Romani 15:4 , Romani 15:13

La duplice genealogia della speranza.

I. Abbiamo qui la speranza che è il figlio della notte e nato nell'oscurità. «Tutte le cose», dice l'Apostolo, «furono scritte prima, furono scritte per la nostra erudizione, affinché attraverso la pazienza» o meglio, la coraggiosa perseveranza «e consolazione» o meglio, forse l'incoraggiamento «delle Scritture potessimo sperare». La parola scritta è concepita per essere la fonte della paziente sopportazione che agisce oltre che soffre.

Questa grazia Scrittura opera in noi attraverso l'incoraggiamento che ministra in molteplici modi, e il risultato di entrambi è la speranza. La Scrittura ci incoraggia, (1) dai suoi registri e (2) dalla sua rivelazione dei principi. La speranza nasce dal dolore; ma le tenebre fanno nascere la luce, e ogni dolore arde a testimonianza di una gloria futura. Il dolore non ha avuto la sua opera perfetta se non ci ha condotto, per la via del coraggio e della perseveranza, a una speranza stabile. La speranza non ha trafitto la roccia e costruisce solo su cose che possono essere scosse, a meno che non si fondi sui dolori sostenuti dall'aiuto di Dio.

II. Abbiamo anche una speranza che nasce dal giorno, figlia del sole e della letizia, e che ci viene proposta nel secondo dei due versetti che stiamo considerando. "Il Dio della speranza vi riempie di ogni gioia e pace nel credere, affinché abbondiate nella speranza". (1) La fede porta alla gioia e alla pace. Paolo ha scoperto, e se solo lo mettiamo alla prova, troveremo anche che il semplice esercizio della fede semplice riempie l'anima di ogni gioia e pace.

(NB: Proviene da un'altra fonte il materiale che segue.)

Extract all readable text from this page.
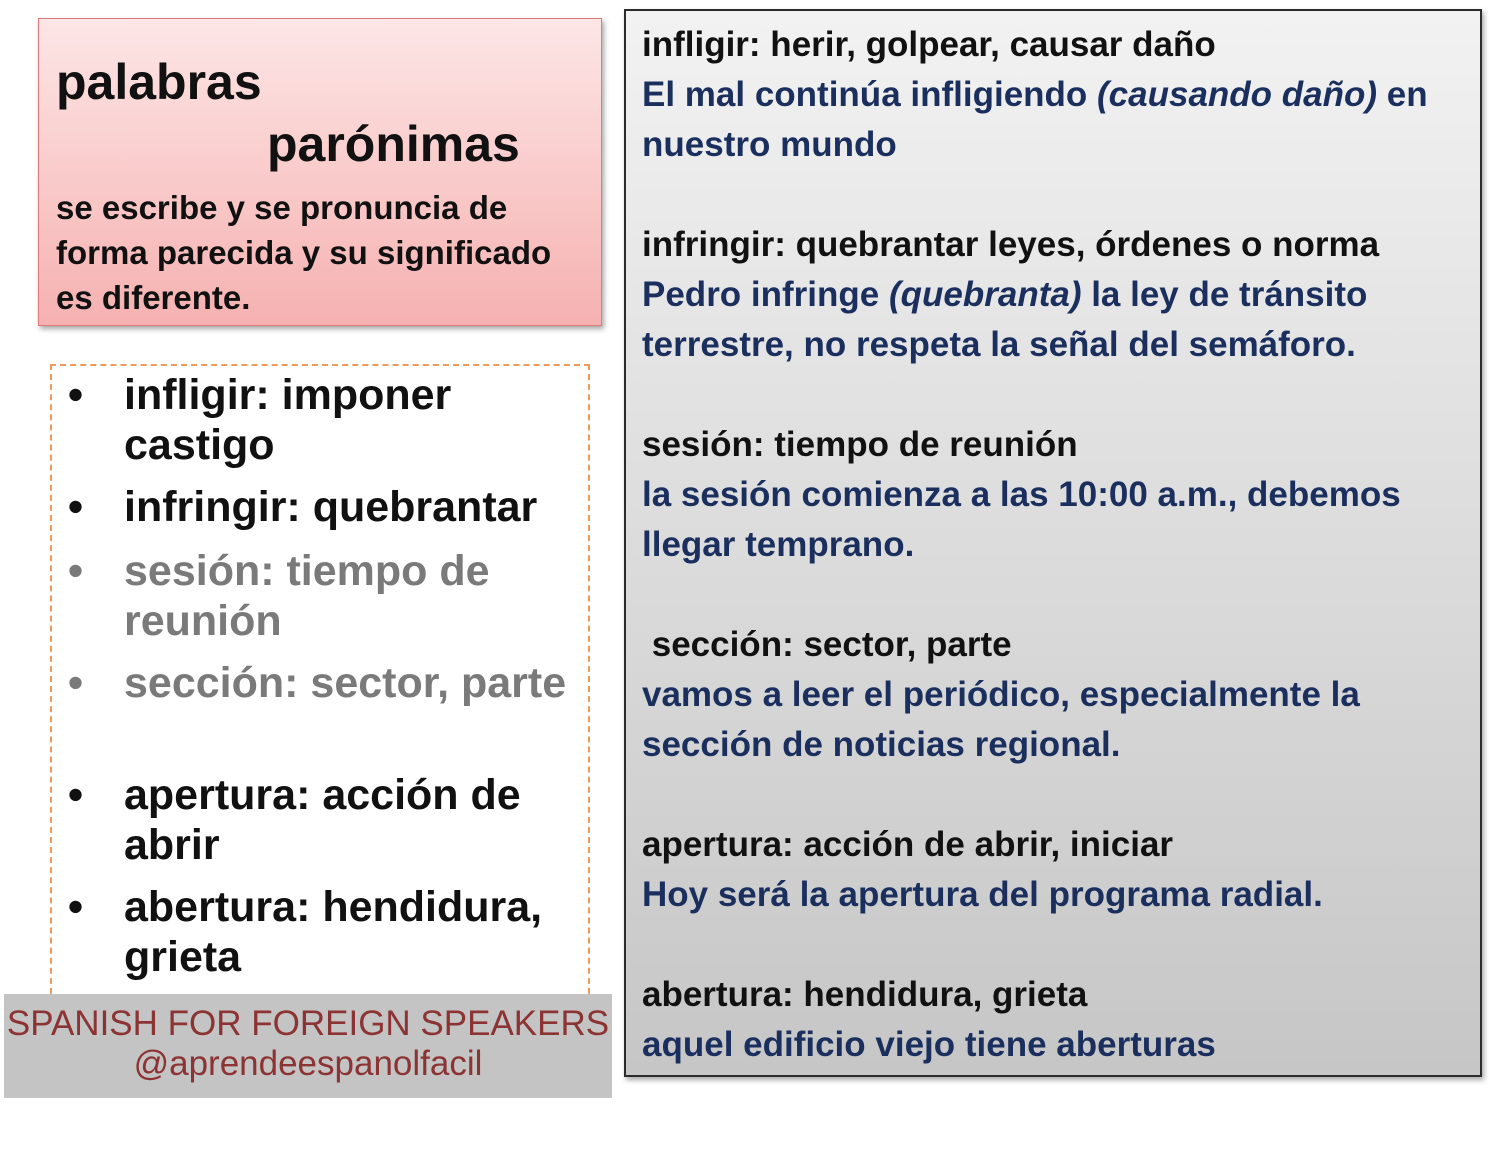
palabras
parónimas
se escribe y se pronuncia de forma parecida y su significado es diferente.
• infligir: imponer castigo
• infringir: quebrantar
• sesión: tiempo de reunión
• sección: sector, parte
• apertura: acción de abrir
• abertura: hendidura, grieta
SPANISH FOR FOREIGN SPEAKERS
@aprendeespanolfacil
infligir: herir, golpear, causar daño
El mal continúa infligiendo (causando daño) en
nuestro mundo
infringir: quebrantar leyes, órdenes o norma
Pedro infringe (quebranta) la ley de tránsito
terrestre, no respeta la señal del semáforo.
sesión: tiempo de reunión
la sesión comienza a las 10:00 a.m., debemos
llegar temprano.
sección: sector, parte
vamos a leer el periódico, especialmente la
sección de noticias regional.
apertura: acción de abrir, iniciar
Hoy será la apertura del programa radial.
abertura: hendidura, grieta
aquel edificio viejo tiene aberturas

(2) La gioia e la pace che scaturiscono dalla fede producono a loro volta la fiduciosa anticipazione del bene futuro e progressivo. Qui sta la peculiare beatitudine della gioia e della pace cristiana, in quanto portano in sé il pegno della propria eternità. Qui, e solo qui, il folle vanto destinato a essere così miseramente falsificato quando applicato alla gioia terrena è semplice verità. Qui «il domani sarà come questo giorno, e molto più abbondante.

"Tale gioia non ha nulla in sé che indichi stanchezza, come hanno tutte le gioie meno pure della terra. Evidentemente non è nata per la morte, come loro. Non è destinata, come tutte le emozioni o passioni terrene, a scadere nel momento della sua completezza, o anche per un'improvvisa repulsione per essere sostituito dal suo contrario. La sua dolcezza non ha un sussulto di amarezza. Non è vero per questa letizia che "Da qui alla fine viene lo sconforto e la follia", ma il suo destino è quello di rimani finché esisterà l'anima in cui si dispiega, ed essere pieno finché la sorgente da cui sgorga non si prosciugherà.

A. Maclaren, Commonwealth cristiano, 24 giugno 1886.

Riferimento: Romani 15:13 . G. Brooks, Cinquecento contorni, p. 240.